I enjoyed the Freeman films, but he is no more Alex Cross than Denzel Washington
and Angelina Jolie were really the duo of Lincoln Rhyme and Amelia Sachs in
the film of Jeffery Deaver’s The Bone Collector, which was also a film
I enjoyed.
Cross is an unorthodox detective, somewhat younger than Freeman could play
him, who has recently left the Washington police department for a position
with the FBI. He had envisioned this as a good career move, one which would
enable him to focus more on what he does well and allow him to make a more
secure home for his kids.
Instead he finds himself the target of office politics and jealous agents
who see the recently transferred Cross as a threat to their own career ambitions.
On top of that, it appears that his ex-fiancee (and mother of his son) has
decided to assert her parental rights after a considerable lapse of time,
and Alex finds himself facing a custody hearing in which his ability to deliver
a safe home environment is questioned.
This comes in the middle of a case in which a team of kidnappers is apparently
abducting attractive men and women to order as sex slaves for a list of clients
who place their orders through an internet chatroom. The trail seems to lead
to a mysterious Russian mobster known only as the Wolf, who gets very proactive
when he finds out he’s being sought, and starts killing the FBI agents on
the case. This does not help Alex’s custody case a great deal.
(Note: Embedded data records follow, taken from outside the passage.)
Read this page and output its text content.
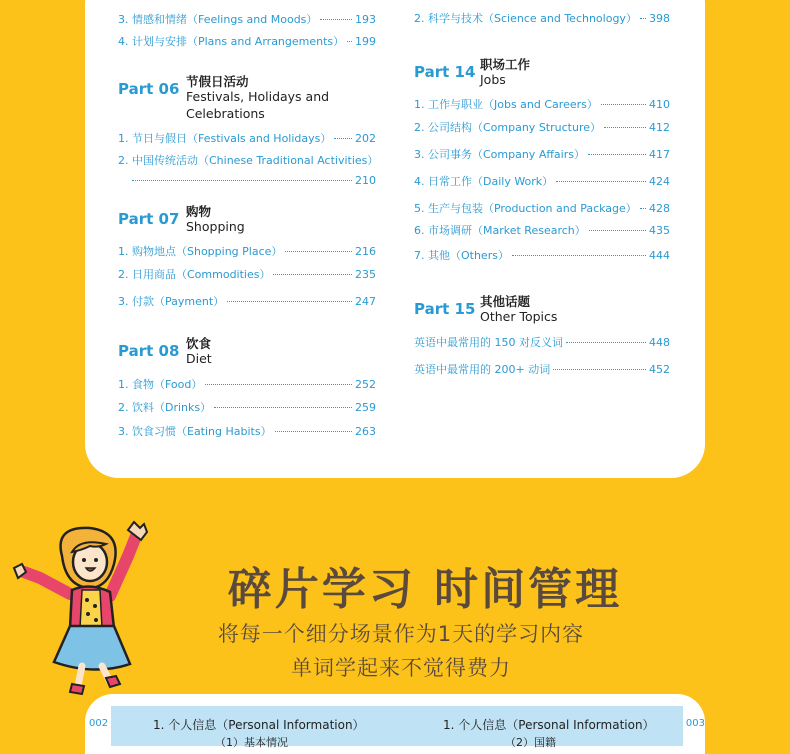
3. 情感和情绪（Feelings and Moods）	193
4. 计划与安排（Plans and Arrangements） 199
Part 06 节假日活动
Festivals, Holidays and Celebrations
1. 节日与假日（Festivals and Holidays） 202
2. 中国传统活动（Chinese Traditional Activities）
210
Part 07 购物
Shopping
1. 购物地点（Shopping Place）	216
2. 日用商品（Commodities）	235
3. 付款（Payment）	247
Part 08 饮食
Diet
1. 食物（Food）	252
2. 饮料（Drinks）	259
3. 饮食习惯（Eating Habits）	263
2. 科学与技术（Science and Technology） 398
Part 14 职场工作
Jobs
1. 工作与职业（Jobs and Careers）	410
2. 公司结构（Company Structure）	412
3. 公司事务（Company Affairs）	417
4. 日常工作（Daily Work）	424
5. 生产与包装（Production and Package） 428
6. 市场调研（Market Research）	435
7. 其他（Others）	444
Part 15 其他话题
Other Topics
英语中最常用的 150 对反义词	448
英语中最常用的 200+ 动词	452
碎片学习 时间管理
将每一个细分场景作为1天的学习内容
单词学起来不觉得费力
002	003
1. 个人信息（Personal Information）	1. 个人信息（Personal Information）
（1）基本情况	（2）国籍
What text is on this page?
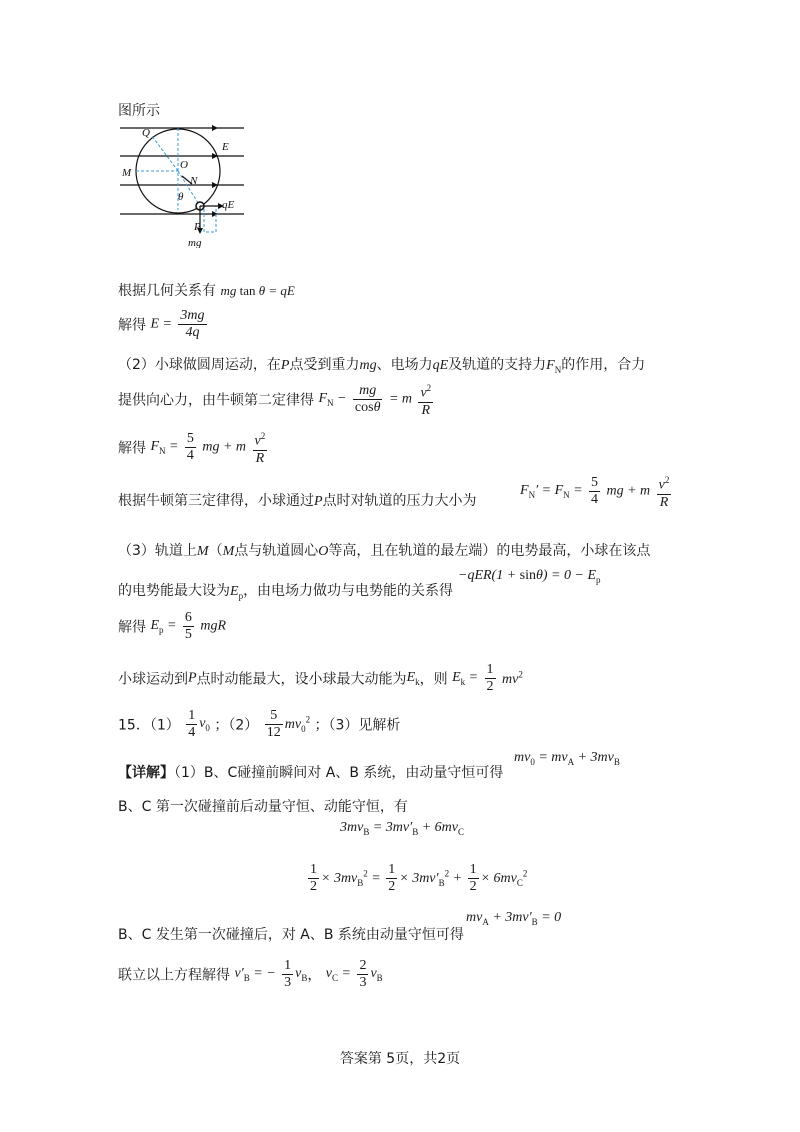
图所示
Q
E
M
O
N
θ
qE
P
mg
根据几何关系有 mg tan θ = qE
解得 $E = \frac{3mg}{4q}$
（2）小球做圆周运动，在P点受到重力mg、电场力qE及轨道的支持力$F_N$的作用，合力
提供向心力，由牛顿第二定律得 $F_N - \frac{mg}{\cos\theta} = m \frac{v^2}{R}$
解得 $F_N = \frac{5}{4}$ mg + m $\frac{v^2}{R}$
根据牛顿第三定律得，小球通过P点时对轨道的压力大小为
$F_N' = F_N = \frac{5}{4}$ mg + m $\frac{v^2}{R}$
（3）轨道上M（M点与轨道圆心O等高，且在轨道的最左端）的电势最高，小球在该点
的电势能最大设为$E_p$，由电场力做功与电势能的关系得
$-qER(1 + \sin\theta) = 0 - E_p$
解得 $E_p = \frac{6}{5}$ mgR
小球运动到P点时动能最大，设小球最大动能为$E_k$，则 $E_k = \frac{1}{2} mv^2$
15．$(1) \frac{1}{4} v_0$ ；$(2) \frac{5}{12} mv_0^2$ ；（3）见解析
【详解】（1）B、C碰撞前瞬间对 A、B 系统，由动量守恒可得
$mv_0 = mv_A + 3mv_B$
B、C 第一次碰撞前后动量守恒、动能守恒，有
$3mv_B = 3mv'_B + 6mv_C$
$\frac{1}{2} \times 3mv_B^2 = \frac{1}{2} \times 3mv'_B^2 + \frac{1}{2} \times 6mv_C^2$
B、C 发生第一次碰撞后，对 A、B 系统由动量守恒可得
$mv_A + 3mv'_B = 0$
联立以上方程解得 $v'_B$ = − $\frac{1}{3} v_B$， $v_C = \frac{2}{3} v_B$
答案第 5页，共2页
Patterson keeps all these balls in the air very nicely though 117 bite sized
chapters that make for a lot of “I suppose I could read just one more” kind
of reading. This is not deep stuff. There are others working this genre in
much greater depth. In particular, several of the major plot threads are left
as unresolved as a season’s end cliffhanger. However, enough of the narrative
is wrapped up to satisfy. This was an easy book to travel with and it left
me with the feeling that I wouldn’t mind finding out what happens next.